Though he agreed with Lyons that adult and iPS cells hold potential, he said it would be a mistake to stop using embryonic stem cells. And he said UW-Madison researchers should be proud of their work to treat illness through the use of cells derived from human embryos.
“We see companies that are interested in both iPS and human embryonic stem cells,” he said. “It would be short-sighted and disappointing if we gave up the advantage of working with both.”
Lyons said the potential use of human embryonic stem cells in therapies for diseases such as Parkinson’s — which afflicts her husband — has been “hyped” ever since the cells were isolated by UW-Madison researcher James Thomson in 1998.
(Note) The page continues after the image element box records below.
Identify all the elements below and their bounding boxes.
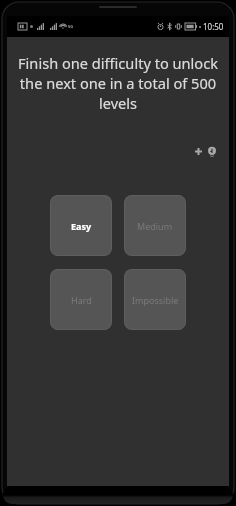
staticText: 10:50 — [203, 21, 224, 32]
staticText: Finish one difficulty to unlock the next… — [15, 53, 221, 113]
staticText: Easy — [71, 220, 92, 232]
button[interactable]: Hard — [50, 269, 112, 330]
button[interactable]: Add — [191, 144, 205, 158]
staticText: 5G — [68, 24, 74, 29]
button[interactable]: Impossible — [124, 269, 186, 330]
staticText: Medium — [137, 220, 173, 232]
staticText: Hard — [71, 294, 92, 306]
button[interactable]: Medium — [124, 195, 186, 256]
button[interactable]: Hint — [205, 145, 218, 158]
button[interactable]: Easy — [50, 195, 112, 256]
staticText: Impossible — [132, 294, 179, 306]
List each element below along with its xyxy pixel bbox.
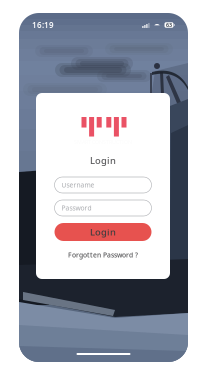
staticText: Login xyxy=(90,154,116,167)
staticText: 63 xyxy=(166,22,172,29)
staticText: Username xyxy=(62,181,94,190)
staticText: Login xyxy=(90,226,116,238)
button[interactable]: Login xyxy=(54,223,152,241)
button[interactable]: Forgotten Password ? xyxy=(54,249,152,261)
staticText: Forgotten Password ? xyxy=(68,251,138,260)
staticText: 16:19 xyxy=(32,20,54,30)
staticText: Password xyxy=(62,204,92,212)
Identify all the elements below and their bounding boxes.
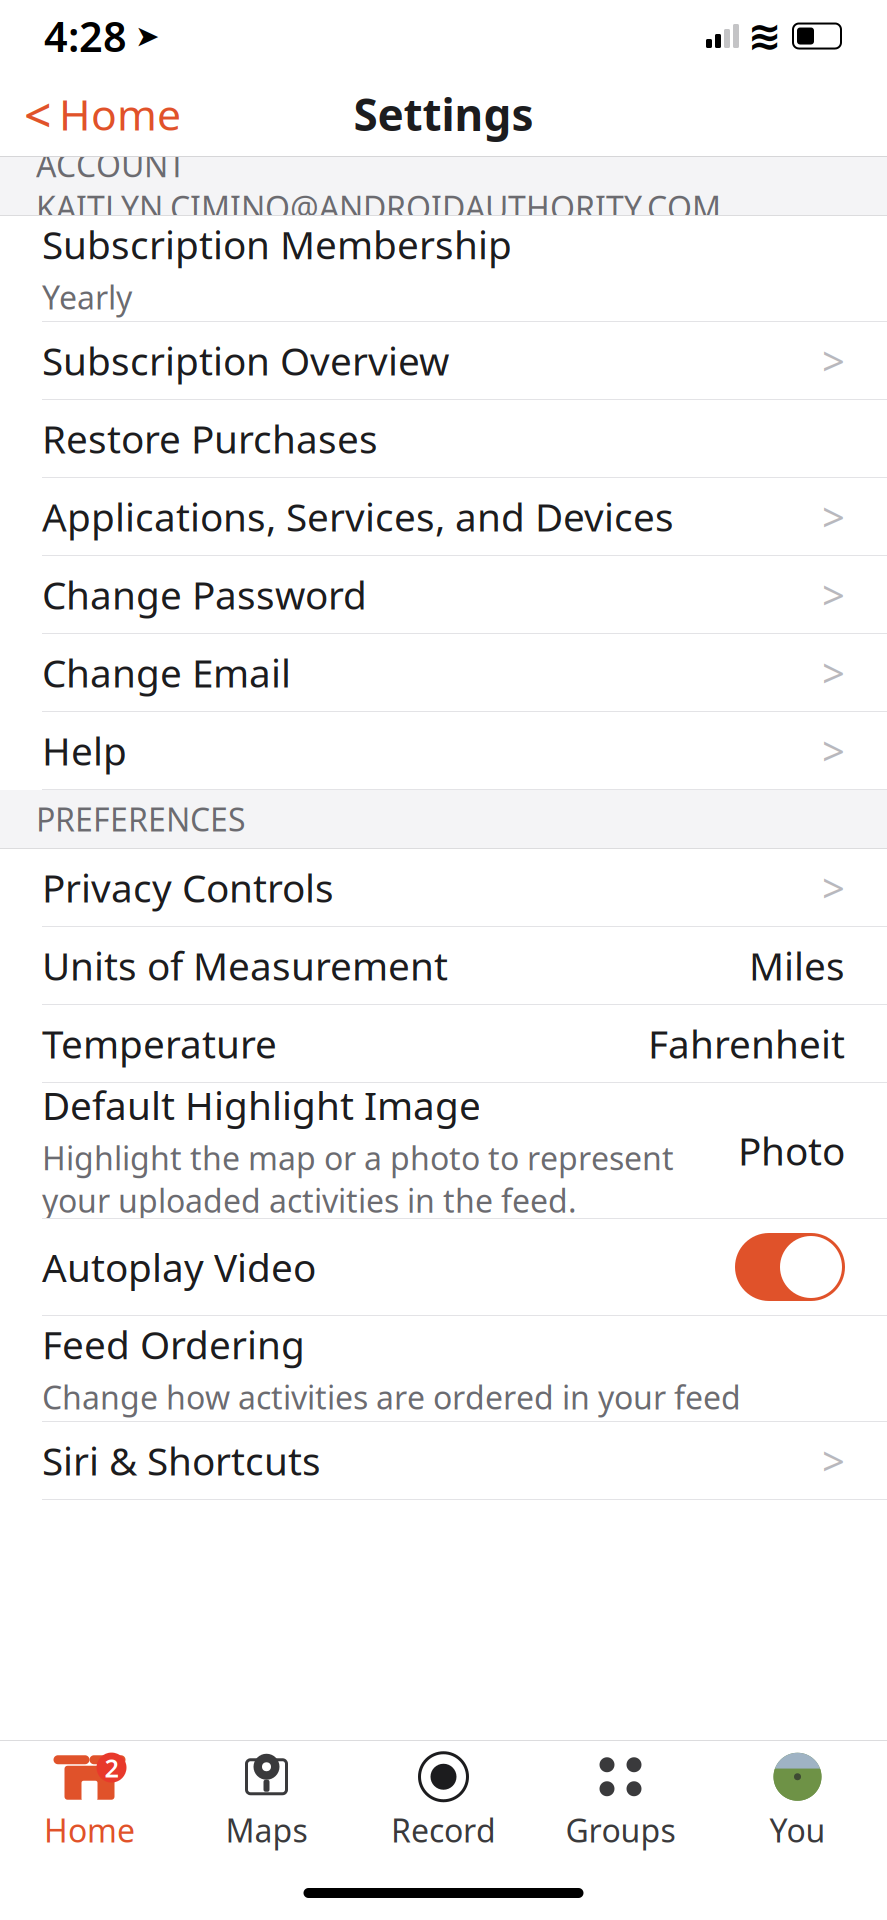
button[interactable]: Subscription Membership bbox=[0, 216, 887, 322]
staticText: > bbox=[822, 646, 845, 699]
button[interactable]: Units of Measurement bbox=[0, 927, 887, 1005]
staticText: Home bbox=[59, 86, 181, 142]
button[interactable]: Change Password bbox=[0, 556, 887, 634]
button[interactable]: < bbox=[0, 74, 205, 154]
staticText: > bbox=[822, 490, 845, 543]
button[interactable]: You bbox=[709, 1741, 886, 1861]
staticText: Autoplay Video bbox=[42, 1241, 316, 1293]
staticText: ACCOUNT KAITLYN.CIMINO@ANDROIDAUTHORITY.… bbox=[36, 144, 721, 228]
staticText: Miles bbox=[749, 940, 845, 991]
staticText: Yearly bbox=[42, 276, 132, 318]
staticText: Subscription Membership bbox=[42, 219, 512, 270]
staticText: > bbox=[822, 861, 845, 914]
button[interactable]: 2 bbox=[1, 1741, 178, 1861]
staticText: 4:28 bbox=[44, 9, 127, 64]
staticText: > bbox=[822, 1434, 845, 1487]
staticText: ≋ bbox=[748, 13, 782, 59]
staticText: > bbox=[822, 568, 845, 621]
staticText: < bbox=[24, 82, 51, 146]
staticText: Applications, Services, and Devices bbox=[42, 491, 674, 542]
staticText: Fahrenheit bbox=[648, 1018, 845, 1069]
staticText: Change how activities are ordered in you… bbox=[42, 1376, 741, 1418]
staticText: You bbox=[770, 1809, 826, 1851]
button[interactable]: Groups bbox=[532, 1741, 709, 1861]
staticText: Units of Measurement bbox=[42, 940, 448, 991]
staticText: Restore Purchases bbox=[42, 413, 378, 464]
staticText: Temperature bbox=[42, 1018, 277, 1069]
staticText: Subscription Overview bbox=[42, 335, 449, 386]
staticText: ➤ bbox=[135, 19, 160, 53]
staticText: 2 bbox=[104, 1751, 118, 1784]
staticText: Highlight the map or a photo to represen… bbox=[42, 1137, 674, 1222]
button[interactable]: Change Email bbox=[0, 634, 887, 712]
staticText: Help bbox=[42, 725, 127, 776]
button[interactable]: Privacy Controls bbox=[0, 849, 887, 927]
button[interactable]: Autoplay Video bbox=[0, 1219, 887, 1316]
button[interactable]: Maps bbox=[178, 1741, 355, 1861]
button[interactable]: Restore Purchases bbox=[0, 400, 887, 478]
staticText: Change Password bbox=[42, 569, 367, 620]
staticText: Privacy Controls bbox=[42, 862, 334, 913]
staticText: Change Email bbox=[42, 647, 291, 698]
button[interactable]: Default Highlight Image bbox=[0, 1083, 887, 1219]
button[interactable]: Subscription Overview bbox=[0, 322, 887, 400]
button[interactable]: Feed Ordering bbox=[0, 1316, 887, 1422]
staticText: Siri & Shortcuts bbox=[42, 1435, 321, 1486]
staticText: Maps bbox=[226, 1809, 308, 1851]
staticText: Feed Ordering bbox=[42, 1319, 305, 1370]
button[interactable]: Siri & Shortcuts bbox=[0, 1422, 887, 1500]
button[interactable]: Temperature bbox=[0, 1005, 887, 1083]
staticText: Record bbox=[391, 1809, 496, 1851]
staticText: Groups bbox=[566, 1809, 676, 1851]
button[interactable]: Help bbox=[0, 712, 887, 790]
staticText: Settings bbox=[354, 85, 534, 143]
staticText: > bbox=[822, 334, 845, 387]
staticText: > bbox=[822, 724, 845, 777]
staticText: Default Highlight Image bbox=[42, 1079, 481, 1131]
staticText: PREFERENCES bbox=[36, 798, 246, 840]
button[interactable]: Applications, Services, and Devices bbox=[0, 478, 887, 556]
staticText: Photo bbox=[738, 1125, 845, 1176]
button[interactable]: Record bbox=[355, 1741, 532, 1861]
staticText: Home bbox=[44, 1809, 135, 1851]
Falk and Kamp, however, reminded her that it can easily take a decade for drugs to be developed and that tests on spinal cord and blindness therapies derived from embryonic stem cells are now being conducted.
“We are a world leader in this field,” Falk said. “It is terrific for Wisconsin to be part of creating life-saving technologies. But we’re probably not going to see results for five years.”
The dust-up between Lyons, Kamp and Falk was one of the highlights of the first day of the Early Stage Symposium, which drew an estimated 450 people and 24 start-up companies to the Monona Terrace Convention Center. It will continue through 2 p.m. today.
Tom Still, president of the Wisconsin Technology Council, said he hopes the symposium could help nascent Badger State firms get financing and ultimately boost employment.
“Study after study has shown that virtually all new jobs are created by companies five years old or younger,” he said. “But Wisconsin has not done as good a job as most states in creating start-ups. If we can turn the corner on company creation, Wisconsin’s economy will create more jobs.”
On the subject of stem cells, Still said it is too early to predict what impact the election of Scott Walker – an opponent of human embryonic stem cell research – as governor will have for Wisconsin.
“Much of the activity around human embryonic stem cells in Wisconsin is related to federal and private dollars versus state dollars,” Still said.
Earlier this year, Walker told a pro-life group he would sign a bill banning embryonic stem cell research. Later in the campaign, however, he refused to say if would support an outright ban.
Kamp said a judge’s August ruling that temporarily stopped federal funding of human embryonic stem cell research had negatively affected experiments that need to be planned far in advance.
“Researchers are nervous,” he said. “iPS cells are extremely promising, but we are in danger of losing the gold standard – human embryonic stem cells – that we use to compare iPS cells.”
Kamp and Falk said they both believe Judge Royce Lamberth’s ruling will be overturned. But Kamp said the political uncertainty in Wisconsin could drive some scientists to states that support research in human embryonic stem cell research.
California, for example, passed a $3 billion bond several years ago largely to support human embryonic stem cell research because of efforts by patient advocacy groups.
“If companies and faculty sense that there is an adverse climate in Wisconsin, they might consider looking elsewhere in other states,” said Kamp. “And other countries have vigorous programs that could leave us behind.”